General information
- Location: Nimitz Highway & Kekaulike Street Honolulu, Hawaiʻi
- Coordinates: 21°18′45″N 157°51′55″W﻿ / ﻿21.312571°N 157.865201°W
- Owner: Honolulu Department of Transportation Services
- Platforms: 2 side platforms
- Tracks: 2

Construction
- Structure type: Elevated
- Accessible: Yes

History
- Opening: 2031; 5 years' time

Future services
| Preceding station | Skyline |  |  | Following station |
| Kūwili toward Kualakaʻi |  | Skyline (Segment 3) |  | Kuloloia toward Kaʻākaukukui |

Location

= Hōlau station =

Future Honolulu Skyline station

Hōlau station (also known as Chinatown station) is a planned Skyline station in Honolulu, Hawaiʻi. It will be built as part of Segment 3 of the Skyline route, scheduled to open in 2031.

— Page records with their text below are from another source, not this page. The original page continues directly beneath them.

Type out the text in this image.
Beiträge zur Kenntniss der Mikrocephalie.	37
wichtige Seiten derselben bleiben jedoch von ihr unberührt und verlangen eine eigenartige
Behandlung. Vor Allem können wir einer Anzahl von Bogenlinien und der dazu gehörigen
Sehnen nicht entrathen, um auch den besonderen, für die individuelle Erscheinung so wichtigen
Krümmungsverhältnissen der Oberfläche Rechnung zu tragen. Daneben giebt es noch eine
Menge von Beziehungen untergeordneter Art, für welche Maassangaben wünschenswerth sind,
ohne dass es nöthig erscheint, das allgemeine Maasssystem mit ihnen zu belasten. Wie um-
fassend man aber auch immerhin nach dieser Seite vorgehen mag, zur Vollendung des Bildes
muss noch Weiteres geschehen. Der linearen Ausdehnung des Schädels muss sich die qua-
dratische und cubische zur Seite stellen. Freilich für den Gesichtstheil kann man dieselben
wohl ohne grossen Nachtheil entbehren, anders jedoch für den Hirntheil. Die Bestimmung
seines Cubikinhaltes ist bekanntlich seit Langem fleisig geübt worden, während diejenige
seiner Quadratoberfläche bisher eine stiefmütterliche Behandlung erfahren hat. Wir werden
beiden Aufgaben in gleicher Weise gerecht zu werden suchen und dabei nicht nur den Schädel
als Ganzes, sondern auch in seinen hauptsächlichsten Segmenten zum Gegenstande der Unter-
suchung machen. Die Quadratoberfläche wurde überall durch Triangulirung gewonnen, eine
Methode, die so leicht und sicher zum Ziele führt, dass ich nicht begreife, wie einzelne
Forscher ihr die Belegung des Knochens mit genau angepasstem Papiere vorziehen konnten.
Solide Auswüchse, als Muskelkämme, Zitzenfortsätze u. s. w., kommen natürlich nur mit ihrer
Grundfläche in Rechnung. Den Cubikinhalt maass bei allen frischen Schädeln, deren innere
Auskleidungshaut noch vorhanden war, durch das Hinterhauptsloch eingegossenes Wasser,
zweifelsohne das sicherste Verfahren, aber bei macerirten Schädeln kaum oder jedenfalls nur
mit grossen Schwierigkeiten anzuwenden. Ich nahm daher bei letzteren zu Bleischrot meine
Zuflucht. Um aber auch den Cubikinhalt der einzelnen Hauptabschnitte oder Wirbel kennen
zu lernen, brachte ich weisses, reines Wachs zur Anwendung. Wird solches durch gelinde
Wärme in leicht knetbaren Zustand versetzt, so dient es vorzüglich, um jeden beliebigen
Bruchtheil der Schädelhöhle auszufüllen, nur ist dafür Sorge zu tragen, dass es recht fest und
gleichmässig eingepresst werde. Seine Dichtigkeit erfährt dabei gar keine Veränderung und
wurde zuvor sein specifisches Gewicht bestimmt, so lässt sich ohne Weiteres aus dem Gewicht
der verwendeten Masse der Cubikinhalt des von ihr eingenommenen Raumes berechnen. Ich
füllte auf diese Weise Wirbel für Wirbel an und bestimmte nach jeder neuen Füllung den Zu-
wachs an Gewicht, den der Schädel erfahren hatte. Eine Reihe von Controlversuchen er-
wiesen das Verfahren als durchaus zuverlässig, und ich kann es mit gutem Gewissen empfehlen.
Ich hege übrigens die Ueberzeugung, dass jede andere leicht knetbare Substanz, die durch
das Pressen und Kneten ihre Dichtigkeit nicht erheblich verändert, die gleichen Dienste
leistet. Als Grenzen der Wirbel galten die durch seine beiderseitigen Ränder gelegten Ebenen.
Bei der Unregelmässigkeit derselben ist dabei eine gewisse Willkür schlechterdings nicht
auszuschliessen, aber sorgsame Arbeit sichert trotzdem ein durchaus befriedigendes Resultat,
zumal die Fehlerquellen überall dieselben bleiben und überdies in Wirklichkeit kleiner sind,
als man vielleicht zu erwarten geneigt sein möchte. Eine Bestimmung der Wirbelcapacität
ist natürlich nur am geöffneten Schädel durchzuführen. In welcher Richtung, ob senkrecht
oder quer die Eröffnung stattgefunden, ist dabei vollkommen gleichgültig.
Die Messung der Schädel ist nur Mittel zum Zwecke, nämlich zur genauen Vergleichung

The Hawaiian Station Name Working Group proposed Hawaiian names for the twelve rail stations on the eastern end of the rail system (stations in the Airport and City Center segments) in April 2019. The name of this station, Hōlau, means "many assembled" and is a modern name for a market. Construction began in 2025 and is ongoing.